March 9, 2020

Linchar Suzy não nos protegerá


Suzy Oliveira, detenta trans que foi entrevistada por Drauzio Varella

Thiago Amparo

Deixa-me te contar um segredo: já tentamos linchamento e não funcionou. Lá no Século 17, chamava-se suplício. Ordenança na França de 1670, que vigorou até a Revolução Francesa, já previa penas corpóreas. Ali, num espetáculo público, em geral assistido por centenas de pessoas.

Eis a descrição de Soulatges, no livro “Traité des crimes” de 1762, com o perdão do aspecto gráfico: “A pena de morte natural compreende todos os tipos de morte: por crimes mais graves, [podem ser condenados] a serem rompidos vivos e a expirarem na roda, depois de lhes terem arrancado os membros; outros a serem rompidos até à morte natural, outros a serem estrangulados e depois rompidos, outros a serem queimados vivos, outros a serem puxados por quatro cavalos, outros a serem decapitados e outros, por fim, a terem a cabeça partida.” Um espetáculo de horror.

Conta Foucault em “Vigiar e Punir” que prisão como conhecemos hoje nasceu, entre séculos 18 e 19, como uma forma de racionalizar a pena: punia-se com privação da liberdade ao invés de dilacerar corpos. Mesmo vivendo em tempos onde o controle disciplinar perpassa a todas as esferas da vida humana, muito além da prisão, e mesmo vivendo em tempos de complexos industriais prisionais nunca dantes vistos, persiste em nós o desejo pelo horror explícito.

Internet é hoje a grande praça pública onde linchamentos ocorrem. Eu te vejo, leitor: na luz dos olhos teus refletem os olhos dos transeuntes franceses do século 17. O prazer que te sentes com o horror do espetáculo público de linchamento. Percebes, leitor, com quem teve a falsa inocência retirada à força, que pessoas presas como Suzy Oliveira possam ter realizado um ato barbárico como foi o ato por ela cometido e que por lei corretamente hoje paga.

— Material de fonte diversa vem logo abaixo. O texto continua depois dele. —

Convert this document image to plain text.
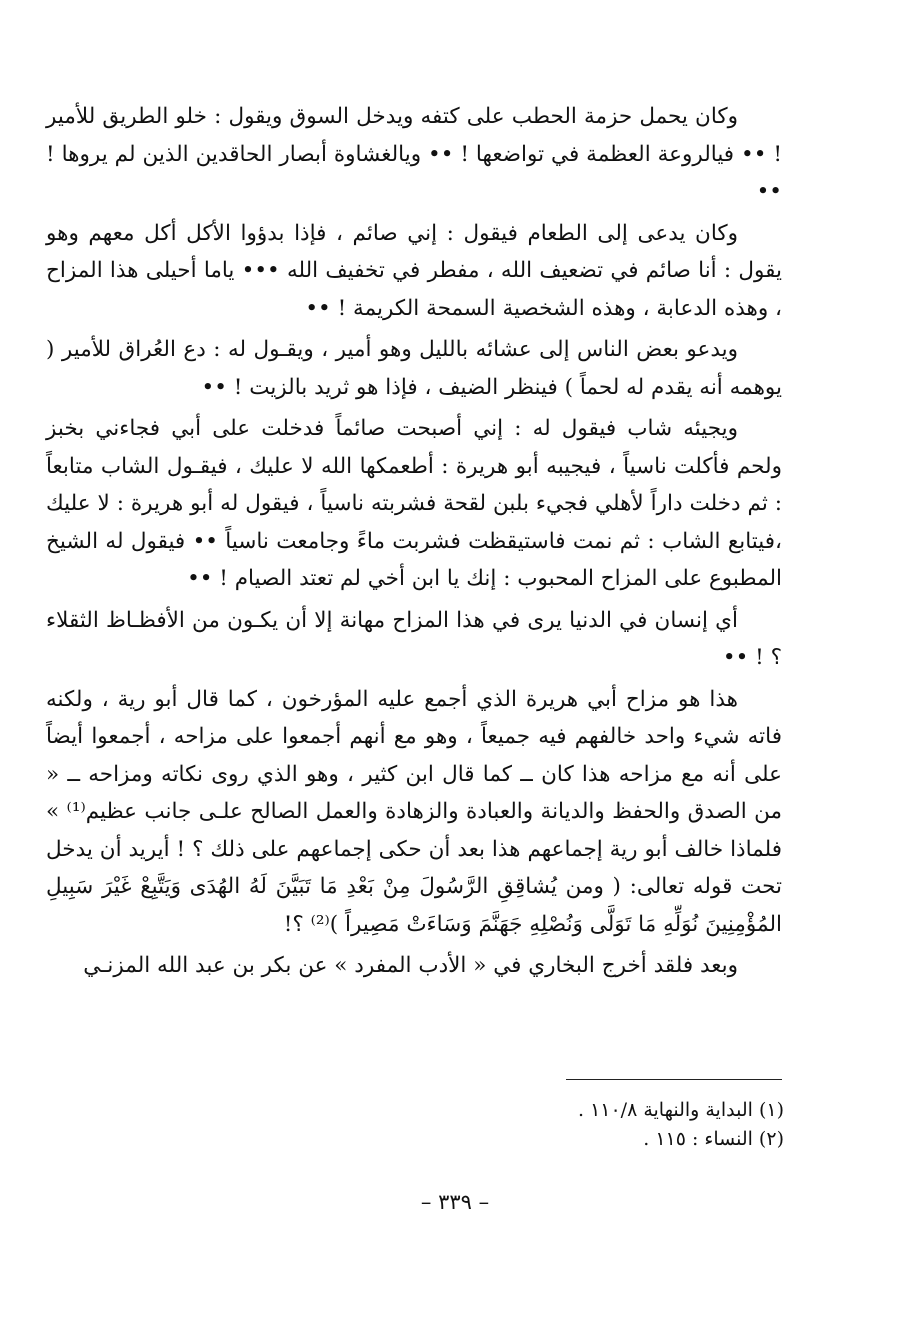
وكان يحمل حزمة الحطب على كتفه ويدخل السوق ويقول : خلو الطريق للأمير ! •• فيالروعة العظمة في تواضعها ! •• ويالغشاوة أبصار الحاقدين الذين لم يروها ! ••

وكان يدعى إلى الطعام فيقول : إني صائم ، فإذا بدؤوا الأكل أكل معهم وهو يقول : أنا صائم في تضعيف الله ، مفطر في تخفيف الله ••• ياما أحيلى هذا المزاح ، وهذه الدعابة ، وهذه الشخصية السمحة الكريمة ! ••

ويدعو بعض الناس إلى عشائه بالليل وهو أمير ، ويقـول له : دع العُراق للأمير ( يوهمه أنه يقدم له لحماً ) فينظر الضيف ، فإذا هو ثريد بالزيت ! ••

ويجيئه شاب فيقول له : إني أصبحت صائماً فدخلت على أبي فجاءني بخبز ولحم فأكلت ناسياً ، فيجيبه أبو هريرة : أطعمكها الله لا عليك ، فيقـول الشاب متابعاً : ثم دخلت داراً لأهلي فجيء بلبن لقحة فشربته ناسياً ، فيقول له أبو هريرة : لا عليك ،فيتابع الشاب : ثم نمت فاستيقظت فشربت ماءً وجامعت ناسياً •• فيقول له الشيخ المطبوع على المزاح المحبوب : إنك يا ابن أخي لم تعتد الصيام ! ••

أي إنسان في الدنيا يرى في هذا المزاح مهانة إلا أن يكـون من الأفظـاظ الثقلاء ؟ ! ••

هذا هو مزاح أبي هريرة الذي أجمع عليه المؤرخون ، كما قال أبو رية ، ولكنه فاته شيء واحد خالفهم فيه جميعاً ، وهو مع أنهم أجمعوا على مزاحه ، أجمعوا أيضاً على أنه مع مزاحه هذا كان ــ كما قال ابن كثير ، وهو الذي روى نكاته ومزاحه ــ « من الصدق والحفظ والديانة والعبادة والزهادة والعمل الصالح علـى جانب عظيم⁽¹⁾ » فلماذا خالف أبو رية إجماعهم هذا بعد أن حكى إجماعهم على ذلك ؟ ! أيريد أن يدخل تحت قوله تعالى: ( ومن يُشاقِقِ الرَّسُولَ مِنْ بَعْدِ مَا تَبَيَّنَ لَهُ الهُدَى وَيَتَّبِعْ غَيْرَ سَبِيلِ المُؤْمِنِينَ نُوَلِّهِ مَا تَوَلَّى وَنُصْلِهِ جَهَنَّمَ وَسَاءَتْ مَصِيراً )⁽²⁾ ؟!

وبعد فلقد أخرج البخاري في « الأدب المفرد » عن بكر بن عبد الله المزنـي

(١) البداية والنهاية ١١٠/٨ .
(٢) النساء : ١١٥ .
– ٣٣٩ –
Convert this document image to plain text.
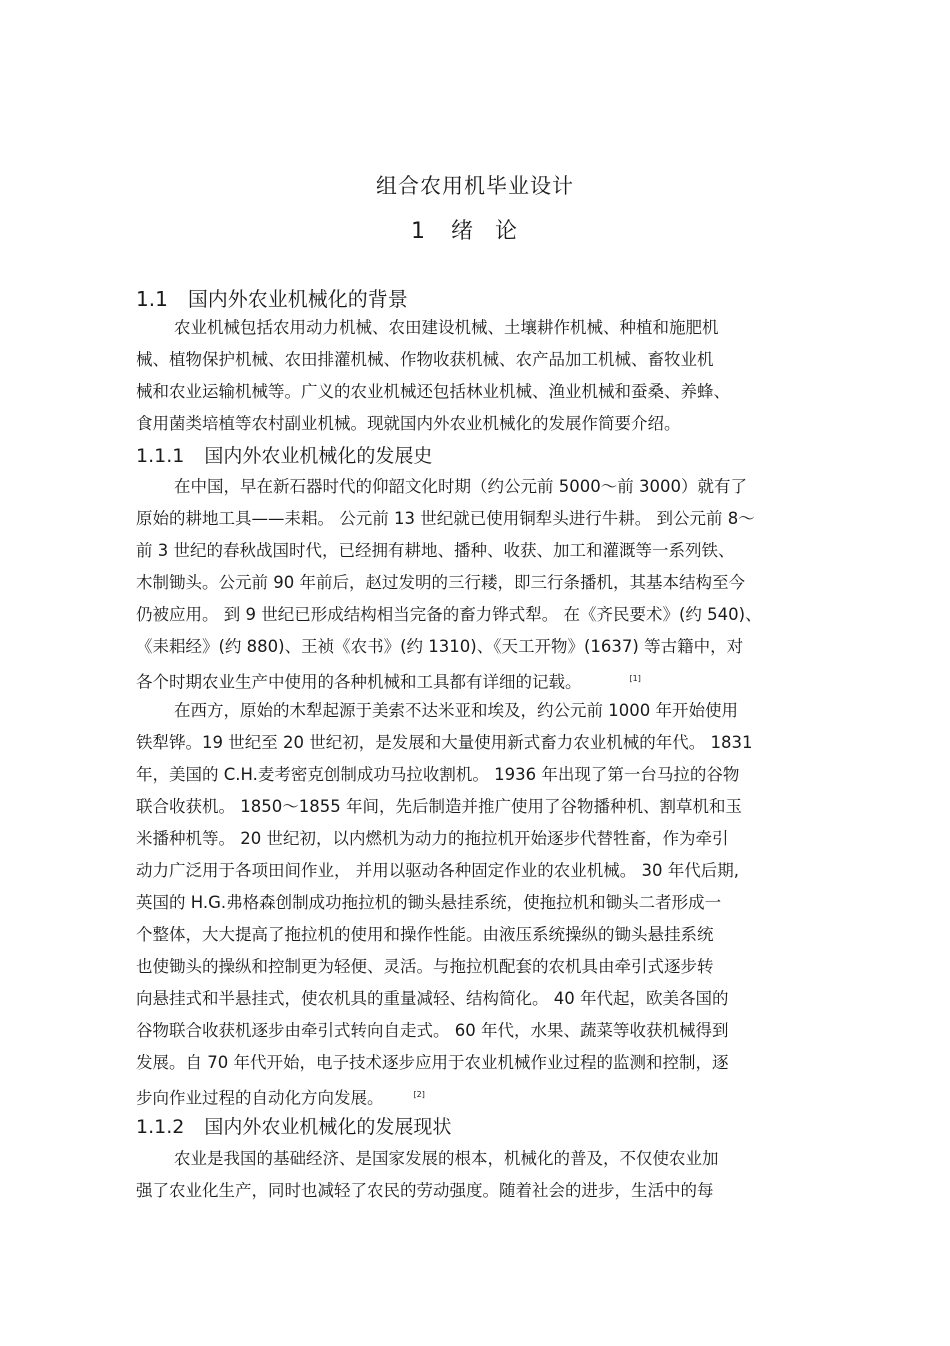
组合农用机毕业设计
1 绪论
1.1 国内外农业机械化的背景
农业机械包括农用动力机械、农田建设机械、土壤耕作机械、种植和施肥机
械、植物保护机械、农田排灌机械、作物收获机械、农产品加工机械、畜牧业机
械和农业运输机械等。广义的农业机械还包括林业机械、渔业机械和蚕桑、养蜂、
食用菌类培植等农村副业机械。现就国内外农业机械化的发展作简要介绍。
1.1.1 国内外农业机械化的发展史
在中国，早在新石器时代的仰韶文化时期（约公元前 5000～前 3000）就有了
原始的耕地工具——耒耜。 公元前 13 世纪就已使用铜犁头进行牛耕。 到公元前 8～
前 3 世纪的春秋战国时代，已经拥有耕地、播种、收获、加工和灌溉等一系列铁、
木制锄头。公元前 90 年前后，赵过发明的三行耧，即三行条播机，其基本结构至今
仍被应用。 到 9 世纪已形成结构相当完备的畜力铧式犁。 在《齐民要术》(约 540)、
《耒耜经》(约 880)、王祯《农书》(约 1310)、《天工开物》(1637) 等古籍中，对
各个时期农业生产中使用的各种机械和工具都有详细的记载。	[1]
在西方，原始的木犁起源于美索不达米亚和埃及，约公元前 1000 年开始使用
铁犁铧。19 世纪至 20 世纪初，是发展和大量使用新式畜力农业机械的年代。 1831
年，美国的 C.H.麦考密克创制成功马拉收割机。 1936 年出现了第一台马拉的谷物
联合收获机。 1850～1855 年间，先后制造并推广使用了谷物播种机、割草机和玉
米播种机等。 20 世纪初，以内燃机为动力的拖拉机开始逐步代替牲畜，作为牵引
动力广泛用于各项田间作业， 并用以驱动各种固定作业的农业机械。 30 年代后期,
英国的 H.G.弗格森创制成功拖拉机的锄头悬挂系统，使拖拉机和锄头二者形成一
个整体，大大提高了拖拉机的使用和操作性能。由液压系统操纵的锄头悬挂系统
也使锄头的操纵和控制更为轻便、灵活。与拖拉机配套的农机具由牵引式逐步转
向悬挂式和半悬挂式，使农机具的重量减轻、结构简化。 40 年代起，欧美各国的
谷物联合收获机逐步由牵引式转向自走式。 60 年代，水果、蔬菜等收获机械得到
发展。自 70 年代开始，电子技术逐步应用于农业机械作业过程的监测和控制，逐
步向作业过程的自动化方向发展。	[2]
1.1.2 国内外农业机械化的发展现状
农业是我国的基础经济、是国家发展的根本，机械化的普及，不仅使农业加
强了农业化生产，同时也减轻了农民的劳动强度。随着社会的进步，生活中的每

Pensarás que o cárcere – que hoje abriga mais de 700 mil pessoas – está repleto de pessoas que tenham cometido atos como esse. Não está. Pensas que, se Drauzio a tivesse rompido a cavalos como um juiz francês que não é, seria feita a justiça. Não seria. A humanidade de Drauzio diante de Suzy te incomoda porque guardas em ti a espera do linchamento físico que não virá e guardas no linchamento digital a última esperança.

O problema com linchamento, embora sedutor, é que ele é invariavelmente hipócrita. Da violência horrenda contra uma criança, ministros e deputados armam uma plataforma política que pouco tem de solidariedade real com a família da vítima. Quem hoje clama por linchamento público lavará suas mãos de sangue diante do presidente cujo ídolo (Ustra) torturara mulheres grávidas, e cujo estadista preferido (Stroessner) estuprara crianças em série? Quem dera pudéssemos olhar a nós mesmos no espelho e percebermos que à violência do crime de Suzy nos cabe impor a lei e não igual violência.
Outro problema com linchamento é que, enquanto estamos nele inebriados, a nós escapa a razão. Multidões aplaudem quando corpos são dilacerados, não quando se estende o abraço a quem cometeu a barbárie.

Linchamento digital te fará esquecer, meu caro leitor, que a maioria das mulheres transexuais e travestis presas hoje está presa por crimes patrimoniais ou de drogas, não crimes sexuais. Te fará esquecer que, até decisão do STF que facultou a mulheres transexuais ocupar “espaços de vivência específicos” em unidades prisionais femininas em julho de 2019, violência, inclusive sexual, contra elas era uma constante no cárcere – e em certa medida ainda é.

Te fará esquecer que pesquisas sérias estão repletas de histórias de violência contra pessoas trans no sistema de justiça - como revelam os livros “Pessoa Afeita ao Crime: Criminalização de Travestis e os Discursos do Tribunal de Justiça de São Paulo” de Victor Siqueira Serra e “Captive Genders” de Eric Stanley e Nat Smith. Te fará esquecer que a expectativa de vida das pessoas trans no Brasil é de 35 anos, metade do resto da população.

Em momentos como esse, é a fúria do linchamento que impera. Que ele não turve nossas visões. Não confundamos linchamento com punição, tampouco confundamos tratar o outro humanamente com condescendência pelo ato que tenha cometido. É por trás da turbidez que o linchamento impõe à nossa visão que habitam as reais questões.

O que momentos de linchamento como esse requer de nós é que sejamos os poucos a não o aplaudir. Aí mora nossa humanidade.

Thiago Amparo
Advogado, é professor de políticas de diversidade na FGV Direito
SP. Doutor pela Central European University (Budapeste), escreve sobre direitos humanos e discriminação.